Cashflow for the loan's average life of 8.4 years is stabilised through an interest rate hedging agreement. The means of hedging has yet to be finalized, but at least 50% of the term loan principal will be hedged on a 5-year rolling forward basis within three months of financial close.

InPower is also planning to issue high-yield bonds to take out a $250 million subordinated bridge loan provided by Goldman Sachs and Donaldson Lufkin & Jenrette.

Proceeds from both the non-recourse credit facility and the subordinated bridge financing fund the acquisition of the 3960MW Drax Power station complete with flue gas desulfurization, located in North Yorkshire. Drax is the largest coal-fired plant in Europe and generates around 8% of UK electricity.

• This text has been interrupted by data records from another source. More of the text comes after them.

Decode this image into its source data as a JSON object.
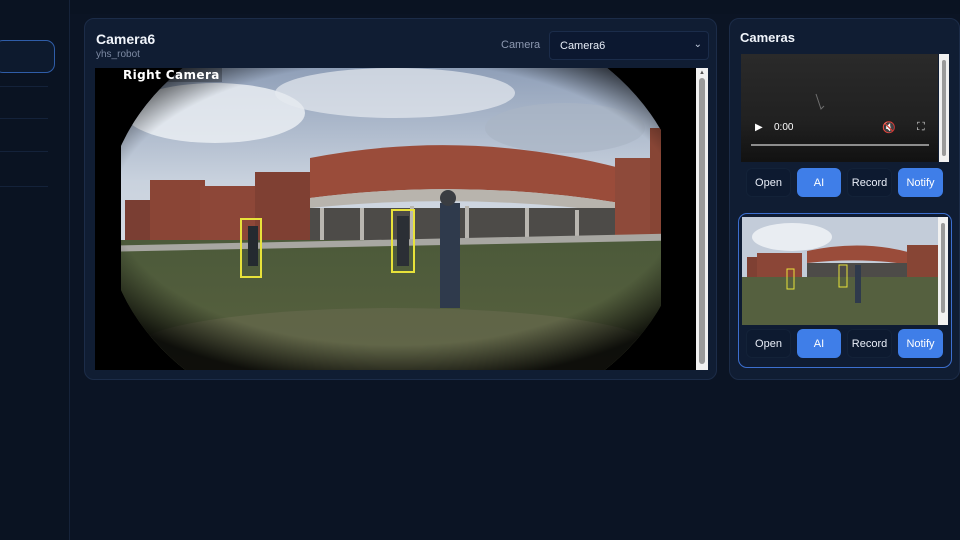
{
  "main": {
    "title": "Camera6",
    "subtitle": "yhs_robot",
    "camera_label": "Camera",
    "camera_selected": "Camera6",
    "overlay_label": "Right Camera"
  },
  "cameras_panel": {
    "title": "Cameras",
    "card1": {
      "time": "0:00",
      "buttons": [
        {
          "label": "Open",
          "active": false
        },
        {
          "label": "AI",
          "active": true
        },
        {
          "label": "Record",
          "active": false
        },
        {
          "label": "Notify",
          "active": true
        }
      ]
    },
    "card2": {
      "buttons": [
        {
          "label": "Open",
          "active": false
        },
        {
          "label": "AI",
          "active": true
        },
        {
          "label": "Record",
          "active": false
        },
        {
          "label": "Notify",
          "active": true
        }
      ]
    }
  },
  "icons": {
    "play": "play-icon",
    "mute": "mute-icon",
    "fullscreen": "fullscreen-icon",
    "select": "chevron-down-icon"
  },
  "colors": {
    "background": "#0b1424",
    "panel": "#101d33",
    "accent": "#3f7ee8",
    "detection_box": "#e8e23a"
  }
}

AES completed the purchase of the facility from National Power Drax Ltd, a special purpose vehicle set up by National Power PLC, in August 1999. AES is also providing equity in the total $3 billion transaction.

The deal has a complicated ownership structure that includes an intermediate Cayman Islands holding company ? AES Drax Ltd. Another holding company ? AES Drax Holdings ? is the issuer of £1.725 billion of 15.5 year bonds to be listed on the Luxembourg stock exchange which have been subscribed to by InPower. As dividends are upstreamed from the operating company AES Drax Power, InPower will receive revenues to service its debt from AES Drax Holdings at the fixed rate coupon on the bond.

Legal counsel on the deal came from Allen & Overy for the leads on the senior bank loans. Norton Rose acted for AES. Linklaters & Alliance acted for National Power and Milbank Tweed are representing the subordinated debt.

The deal was rated BBB- by Standard & Poor's.